American politician from Arizona

John Centennial Devine (1876–1940) was an Arizona politician who served two consecutive terms in the Arizona State Senate from 1917 through 1920. An Arizona pioneer, with a mining engineer background, he worked at several mines in Pinal County as either the supervisor or general manager. He worked as an undersheriff both early and late in his career, once killing a man who resisted arrest.

==Biography==
John C. Devine was born on February 29, 1876, in Florence, Arizona Territory. He attended Florence schools, and then went to St. Mary's College in Oakland, California from 1892 to 1894, where he studied mining and civil engineering. He was a charter member of the Arizona Pioneer Society. Devine was a mining engineer. He was the foreman of the Troy Arizona Copper Company from 1901 to 1906.

Devine married Grace E. Adcock of Marysville, Missouri in 1905 in Los Angeles. The couple had five children: four sons, Milford, John, Eugene, and Charles; and one daughter, Virginia. They had another child, who died in infancy in November 1912. In the early 1900s he was deputy sheriff in Florence, and in 1901 he fatally shot a man, Robert Hatfield, who was resisting arrest for spousal abuse. Hatfield was part of the notorious Hatfield clan. In 1906 he became the superintendent of the Ray Consolidated Copper Company.

He resigned from Ray Consolidated in 1916, in order to take over as president of the Pinal Development Company. In August 1916 Devine challenged the incumbent Democrat, Charles E. MacMillin, in the primary for state senator from Pinal County, who he soundly defeated 719 to 427. He defeated the Republican candidate, Frank H. Swenson, in the November general election.
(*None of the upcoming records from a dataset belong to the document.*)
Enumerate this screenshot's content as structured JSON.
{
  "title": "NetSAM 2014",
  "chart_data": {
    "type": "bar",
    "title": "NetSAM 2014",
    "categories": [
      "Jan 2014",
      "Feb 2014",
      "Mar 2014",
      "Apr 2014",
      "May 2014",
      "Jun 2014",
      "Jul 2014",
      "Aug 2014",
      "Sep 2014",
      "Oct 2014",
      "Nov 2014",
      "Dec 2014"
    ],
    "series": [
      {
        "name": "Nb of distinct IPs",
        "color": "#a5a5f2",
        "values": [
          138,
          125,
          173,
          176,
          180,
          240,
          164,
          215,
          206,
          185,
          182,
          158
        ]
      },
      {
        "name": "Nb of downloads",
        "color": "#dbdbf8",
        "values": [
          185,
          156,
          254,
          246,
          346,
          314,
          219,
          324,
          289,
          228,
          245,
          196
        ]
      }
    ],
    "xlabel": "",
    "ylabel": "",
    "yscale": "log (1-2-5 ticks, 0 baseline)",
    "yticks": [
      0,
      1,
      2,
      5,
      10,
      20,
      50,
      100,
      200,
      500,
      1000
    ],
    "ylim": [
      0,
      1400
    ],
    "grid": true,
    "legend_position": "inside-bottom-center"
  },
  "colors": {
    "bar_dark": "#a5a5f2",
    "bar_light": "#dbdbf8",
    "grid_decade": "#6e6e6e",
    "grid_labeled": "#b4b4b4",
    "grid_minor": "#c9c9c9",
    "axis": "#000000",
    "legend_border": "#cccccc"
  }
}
At some point, he became general manager of the White Metal Company, which he managed until 1926. He was a Mason, and attained the 32nd Degree. He ran for, and won, re-election in 1918. Devine moved to Tucson in 1922, in order for his children to attend school. He served as jailer under Sheriff John F. Belton, being appointed in 1933. He remained in the post until he unexpectedly resigned in August 1936. In 1936 he was appointed undersheriff by Sheriff Ed F. Echols, which took effect in January 1937 Devine died on March 21, 1940. He had been ill for approximately one year, although he continued to work in his county undersheriff duties right up until his death.